TEFAF Maastricht 2026: A Bird-Filled Museum Survey and an Ovid-Inspired Blockbuster Lead the Fair’s Cultural Calendar
At TEFAF Maastricht, the sales floor is only part of the story. This year, the fair’s wider orbit of museum programming leans into two enduring obsessions of Western art: birds — admired, studied, and caged — and metamorphosis, the ancient promise that bodies and identities can change.
One of the headline projects is “Birds,” a wide-ranging exhibition that traces how avian life has been pictured, mythologized, and possessed from antiquity to the present. The museum behind the show has framed it as an inquiry into a paradox: birds appear in art, poetry, religion, and music as emblems of transcendence, even as they have long been kept behind bars. The exhibition uses that tension to open onto contemporary questions of freedom, climate change, and consumption.
The show’s scope is deliberately expansive. Visitors encounter paintings and sculpture alongside natural history material, audiovisual installations, and fashion. The roster moves across centuries and mediums, bringing together names that rarely share the same wall: Leonardo da Vinci and Rembrandt sit in the same conceptual aviary as Pablo Picasso and Henri Matisse, while contemporary voices include Tracey Emin and Dutch fashion designer Iris van Herpen.
A notable curatorial detail is the involvement of the art historian Simon Schama, who, according to the museum’s website, stepped in to help “organise the show” after a work by the Dutch painter Carel Fabritius “needed a little help.” The remark is characteristically wry, but it also signals the exhibition’s ambition: to treat birds not as decorative motifs, but as a serious lens on how humans project desire, control, and wonder onto the natural world.
Elsewhere in the city’s museum program, the Rijksmuseum is turning to classical literature for a different kind of transformation. “Metamorphoses,” inspired by the Roman poet Ovid, gathers more than 80 works that chart the epic’s afterlife across 2,000 years of art. Ovid’s tales of vengeful gods, ingenious heroes, and morally tested mortals have repeatedly offered artists a narrative engine for depicting change — physical, psychological, and cosmic.
The exhibition is a collaboration with the Galleria Borghese in Rome and includes international loans.
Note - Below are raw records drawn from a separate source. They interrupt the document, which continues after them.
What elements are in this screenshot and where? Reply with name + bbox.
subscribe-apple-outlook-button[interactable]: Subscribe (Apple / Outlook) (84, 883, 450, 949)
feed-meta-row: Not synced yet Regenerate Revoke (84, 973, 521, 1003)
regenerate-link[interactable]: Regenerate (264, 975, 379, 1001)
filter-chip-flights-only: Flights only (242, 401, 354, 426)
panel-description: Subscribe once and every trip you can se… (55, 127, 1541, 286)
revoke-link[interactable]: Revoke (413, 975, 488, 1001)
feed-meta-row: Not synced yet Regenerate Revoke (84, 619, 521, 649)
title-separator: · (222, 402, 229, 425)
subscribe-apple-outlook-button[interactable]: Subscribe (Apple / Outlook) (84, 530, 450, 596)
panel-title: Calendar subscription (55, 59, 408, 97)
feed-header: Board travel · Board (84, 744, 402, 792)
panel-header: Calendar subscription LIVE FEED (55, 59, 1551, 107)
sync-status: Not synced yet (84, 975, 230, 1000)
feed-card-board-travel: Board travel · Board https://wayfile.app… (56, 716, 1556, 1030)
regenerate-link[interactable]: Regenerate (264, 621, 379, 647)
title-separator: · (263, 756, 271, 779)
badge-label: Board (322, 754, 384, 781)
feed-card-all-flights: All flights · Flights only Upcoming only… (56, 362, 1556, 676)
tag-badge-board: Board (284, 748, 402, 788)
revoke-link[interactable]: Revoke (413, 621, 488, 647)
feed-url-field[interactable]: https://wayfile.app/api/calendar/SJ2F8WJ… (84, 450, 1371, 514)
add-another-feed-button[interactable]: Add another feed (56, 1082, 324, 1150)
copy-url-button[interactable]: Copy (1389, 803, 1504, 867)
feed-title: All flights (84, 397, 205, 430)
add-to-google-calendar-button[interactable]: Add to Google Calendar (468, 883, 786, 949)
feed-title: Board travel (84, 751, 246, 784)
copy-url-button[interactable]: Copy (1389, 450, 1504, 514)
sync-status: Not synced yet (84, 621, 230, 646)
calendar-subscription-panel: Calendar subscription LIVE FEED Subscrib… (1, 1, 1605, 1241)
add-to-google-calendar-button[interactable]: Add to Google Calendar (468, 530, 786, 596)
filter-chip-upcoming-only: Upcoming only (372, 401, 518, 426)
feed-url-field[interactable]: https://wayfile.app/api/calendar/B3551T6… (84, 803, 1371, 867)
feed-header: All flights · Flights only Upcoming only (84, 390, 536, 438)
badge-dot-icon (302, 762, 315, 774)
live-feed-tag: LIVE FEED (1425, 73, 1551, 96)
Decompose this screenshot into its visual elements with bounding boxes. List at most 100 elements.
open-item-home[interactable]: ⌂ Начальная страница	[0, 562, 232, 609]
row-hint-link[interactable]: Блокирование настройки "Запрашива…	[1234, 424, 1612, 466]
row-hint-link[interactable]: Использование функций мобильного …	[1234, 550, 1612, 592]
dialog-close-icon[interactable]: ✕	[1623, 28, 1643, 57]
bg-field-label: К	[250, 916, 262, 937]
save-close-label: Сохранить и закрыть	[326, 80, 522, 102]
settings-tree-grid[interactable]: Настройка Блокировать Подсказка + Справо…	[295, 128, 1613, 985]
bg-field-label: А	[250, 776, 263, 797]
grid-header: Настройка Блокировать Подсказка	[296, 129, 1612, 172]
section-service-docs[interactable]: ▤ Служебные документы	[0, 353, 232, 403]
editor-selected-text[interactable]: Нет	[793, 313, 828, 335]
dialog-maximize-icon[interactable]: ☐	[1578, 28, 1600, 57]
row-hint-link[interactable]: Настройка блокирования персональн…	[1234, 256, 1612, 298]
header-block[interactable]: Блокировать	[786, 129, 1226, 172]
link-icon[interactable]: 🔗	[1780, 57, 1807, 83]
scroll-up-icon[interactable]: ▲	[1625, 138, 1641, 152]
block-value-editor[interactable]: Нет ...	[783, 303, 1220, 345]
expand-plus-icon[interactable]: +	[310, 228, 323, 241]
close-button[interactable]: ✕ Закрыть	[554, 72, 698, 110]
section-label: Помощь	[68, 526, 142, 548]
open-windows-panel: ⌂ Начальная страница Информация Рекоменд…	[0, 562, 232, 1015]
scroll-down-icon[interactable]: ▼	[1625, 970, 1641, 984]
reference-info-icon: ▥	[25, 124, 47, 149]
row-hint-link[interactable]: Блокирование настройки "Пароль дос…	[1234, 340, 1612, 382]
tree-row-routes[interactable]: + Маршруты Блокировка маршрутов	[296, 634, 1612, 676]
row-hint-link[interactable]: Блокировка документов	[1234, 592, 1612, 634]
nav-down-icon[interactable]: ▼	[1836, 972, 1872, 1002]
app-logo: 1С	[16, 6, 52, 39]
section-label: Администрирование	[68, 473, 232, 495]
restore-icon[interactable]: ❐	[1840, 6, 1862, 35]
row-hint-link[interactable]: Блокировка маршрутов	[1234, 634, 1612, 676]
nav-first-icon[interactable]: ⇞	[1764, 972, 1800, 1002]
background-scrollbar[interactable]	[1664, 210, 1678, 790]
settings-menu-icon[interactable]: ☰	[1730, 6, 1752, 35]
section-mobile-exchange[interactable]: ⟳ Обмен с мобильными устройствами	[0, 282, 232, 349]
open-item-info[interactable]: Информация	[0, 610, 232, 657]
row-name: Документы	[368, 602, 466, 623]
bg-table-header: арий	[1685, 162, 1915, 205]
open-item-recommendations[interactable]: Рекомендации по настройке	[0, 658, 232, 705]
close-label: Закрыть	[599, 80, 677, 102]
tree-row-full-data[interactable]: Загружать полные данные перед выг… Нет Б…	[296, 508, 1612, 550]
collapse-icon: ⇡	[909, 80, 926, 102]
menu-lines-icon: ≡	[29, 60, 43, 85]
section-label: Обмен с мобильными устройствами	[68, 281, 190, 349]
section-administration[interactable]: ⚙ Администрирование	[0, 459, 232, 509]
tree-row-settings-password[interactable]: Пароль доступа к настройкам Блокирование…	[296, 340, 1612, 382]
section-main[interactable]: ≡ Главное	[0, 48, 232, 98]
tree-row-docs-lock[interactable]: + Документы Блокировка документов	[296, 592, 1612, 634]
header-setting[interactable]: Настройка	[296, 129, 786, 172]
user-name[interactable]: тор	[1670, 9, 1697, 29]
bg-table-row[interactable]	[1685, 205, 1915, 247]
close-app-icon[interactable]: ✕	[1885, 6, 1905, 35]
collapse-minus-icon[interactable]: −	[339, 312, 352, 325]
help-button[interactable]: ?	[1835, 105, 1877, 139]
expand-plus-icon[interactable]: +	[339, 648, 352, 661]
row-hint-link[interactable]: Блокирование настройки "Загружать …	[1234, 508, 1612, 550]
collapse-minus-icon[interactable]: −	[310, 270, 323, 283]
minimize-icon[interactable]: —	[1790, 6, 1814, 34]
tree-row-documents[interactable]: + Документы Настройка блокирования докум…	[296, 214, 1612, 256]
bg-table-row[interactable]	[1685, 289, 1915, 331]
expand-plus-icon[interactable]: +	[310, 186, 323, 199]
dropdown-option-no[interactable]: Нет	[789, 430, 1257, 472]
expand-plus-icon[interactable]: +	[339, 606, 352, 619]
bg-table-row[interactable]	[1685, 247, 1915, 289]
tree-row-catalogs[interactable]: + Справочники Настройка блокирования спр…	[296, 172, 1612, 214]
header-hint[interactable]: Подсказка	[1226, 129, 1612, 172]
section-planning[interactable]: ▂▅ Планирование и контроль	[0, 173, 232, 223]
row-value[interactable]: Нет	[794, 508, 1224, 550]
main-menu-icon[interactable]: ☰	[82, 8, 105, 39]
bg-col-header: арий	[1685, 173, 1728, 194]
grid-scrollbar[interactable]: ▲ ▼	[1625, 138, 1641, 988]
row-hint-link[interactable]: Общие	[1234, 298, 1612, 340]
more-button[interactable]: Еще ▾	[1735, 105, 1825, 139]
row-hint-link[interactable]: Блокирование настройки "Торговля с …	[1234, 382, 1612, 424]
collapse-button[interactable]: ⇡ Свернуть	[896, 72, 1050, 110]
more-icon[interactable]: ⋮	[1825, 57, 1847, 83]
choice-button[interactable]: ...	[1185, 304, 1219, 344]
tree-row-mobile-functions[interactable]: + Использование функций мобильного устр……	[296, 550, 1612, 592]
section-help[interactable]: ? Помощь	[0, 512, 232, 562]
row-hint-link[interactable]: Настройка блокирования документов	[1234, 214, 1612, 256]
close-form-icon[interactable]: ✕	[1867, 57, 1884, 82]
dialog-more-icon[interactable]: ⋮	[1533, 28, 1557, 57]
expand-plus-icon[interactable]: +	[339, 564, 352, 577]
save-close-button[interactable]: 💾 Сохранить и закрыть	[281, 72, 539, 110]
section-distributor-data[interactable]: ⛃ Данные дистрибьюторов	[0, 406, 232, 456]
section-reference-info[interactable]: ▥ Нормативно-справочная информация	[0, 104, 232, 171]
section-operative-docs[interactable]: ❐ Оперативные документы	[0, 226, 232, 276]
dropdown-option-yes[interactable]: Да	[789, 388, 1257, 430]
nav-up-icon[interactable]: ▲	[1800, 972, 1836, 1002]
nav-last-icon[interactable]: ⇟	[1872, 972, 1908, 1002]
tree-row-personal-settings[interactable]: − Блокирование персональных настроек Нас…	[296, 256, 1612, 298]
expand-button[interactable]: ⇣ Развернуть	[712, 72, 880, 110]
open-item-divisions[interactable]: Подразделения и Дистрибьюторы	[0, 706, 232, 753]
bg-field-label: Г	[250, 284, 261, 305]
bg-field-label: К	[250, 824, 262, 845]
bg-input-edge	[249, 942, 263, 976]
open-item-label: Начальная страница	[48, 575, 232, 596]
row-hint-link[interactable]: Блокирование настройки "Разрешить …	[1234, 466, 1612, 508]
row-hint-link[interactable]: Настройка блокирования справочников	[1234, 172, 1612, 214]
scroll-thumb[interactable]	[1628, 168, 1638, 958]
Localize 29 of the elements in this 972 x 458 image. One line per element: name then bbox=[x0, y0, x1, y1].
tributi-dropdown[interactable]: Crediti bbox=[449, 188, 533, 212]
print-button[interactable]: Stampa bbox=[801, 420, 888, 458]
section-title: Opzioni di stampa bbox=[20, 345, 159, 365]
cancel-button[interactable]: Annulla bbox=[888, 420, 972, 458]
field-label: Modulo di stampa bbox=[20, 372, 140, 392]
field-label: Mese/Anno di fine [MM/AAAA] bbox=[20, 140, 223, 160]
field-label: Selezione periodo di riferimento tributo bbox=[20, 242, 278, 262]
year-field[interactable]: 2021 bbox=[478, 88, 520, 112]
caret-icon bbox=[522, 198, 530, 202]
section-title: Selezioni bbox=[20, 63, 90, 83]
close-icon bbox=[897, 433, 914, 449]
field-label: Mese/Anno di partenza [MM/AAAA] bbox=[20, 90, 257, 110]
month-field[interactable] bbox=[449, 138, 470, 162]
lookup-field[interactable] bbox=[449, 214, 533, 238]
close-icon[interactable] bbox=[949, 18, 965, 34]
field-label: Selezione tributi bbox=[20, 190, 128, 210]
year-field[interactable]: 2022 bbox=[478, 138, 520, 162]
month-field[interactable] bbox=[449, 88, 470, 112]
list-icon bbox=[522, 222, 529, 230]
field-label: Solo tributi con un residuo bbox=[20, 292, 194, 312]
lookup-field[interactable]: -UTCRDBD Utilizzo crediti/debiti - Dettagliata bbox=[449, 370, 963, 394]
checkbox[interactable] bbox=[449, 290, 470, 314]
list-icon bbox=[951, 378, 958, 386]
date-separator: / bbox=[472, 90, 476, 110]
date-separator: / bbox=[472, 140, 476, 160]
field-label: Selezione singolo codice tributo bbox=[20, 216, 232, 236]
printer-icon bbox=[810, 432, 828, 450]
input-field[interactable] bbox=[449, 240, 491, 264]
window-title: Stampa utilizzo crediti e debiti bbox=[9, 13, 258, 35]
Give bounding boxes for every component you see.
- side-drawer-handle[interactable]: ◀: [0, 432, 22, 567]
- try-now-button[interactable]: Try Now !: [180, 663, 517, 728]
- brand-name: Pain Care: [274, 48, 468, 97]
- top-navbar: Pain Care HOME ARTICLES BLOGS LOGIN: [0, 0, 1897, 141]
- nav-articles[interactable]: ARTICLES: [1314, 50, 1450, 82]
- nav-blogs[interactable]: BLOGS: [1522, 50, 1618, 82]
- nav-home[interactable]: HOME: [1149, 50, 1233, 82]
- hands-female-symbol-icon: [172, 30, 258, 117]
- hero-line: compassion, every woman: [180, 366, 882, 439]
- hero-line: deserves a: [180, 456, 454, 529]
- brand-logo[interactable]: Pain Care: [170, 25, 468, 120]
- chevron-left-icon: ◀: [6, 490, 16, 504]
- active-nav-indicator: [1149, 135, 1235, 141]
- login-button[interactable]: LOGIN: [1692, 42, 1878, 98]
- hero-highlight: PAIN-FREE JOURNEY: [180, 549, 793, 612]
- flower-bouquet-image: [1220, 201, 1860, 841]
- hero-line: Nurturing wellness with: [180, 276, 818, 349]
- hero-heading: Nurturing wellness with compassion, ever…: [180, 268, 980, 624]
Its checklist spans a striking range of artistic temperaments: Titian and Caravaggio’s theatrical bodies, Auguste Rodin’s charged surfaces, Constantin Brancusi’s distilled forms, René Magritte’s conceptual slippages, and Louise Bourgeois’s intimate, unsettling metamorphoses.
Among the attention-grabbing highlights is Gian Lorenzo Bernini’s “Sleeping Hermaphroditus,” shown in the context of the Rijksmuseum’s presentation. The sculpture’s sensuous ambiguity makes it an apt emblem for Ovid’s world, where categories rarely hold and transformation is both punishment and liberation.
The museum has also added a contemporary layer of interpretation through sound. The audioguide is voiced by British actor Stephen Fry, who has described himself as an “ancient history nerd,” bringing a familiar, literate presence to a show rooted in classical storytelling.
Together, “Birds” and “Metamorphoses” sketch a telling portrait of how museums around TEFAF are positioning themselves: not merely as backdrops to the market, but as places where old subjects can be made newly urgent. Whether through feathers or fables, the season’s programming asks what it means to look closely — and what, in the process, might change.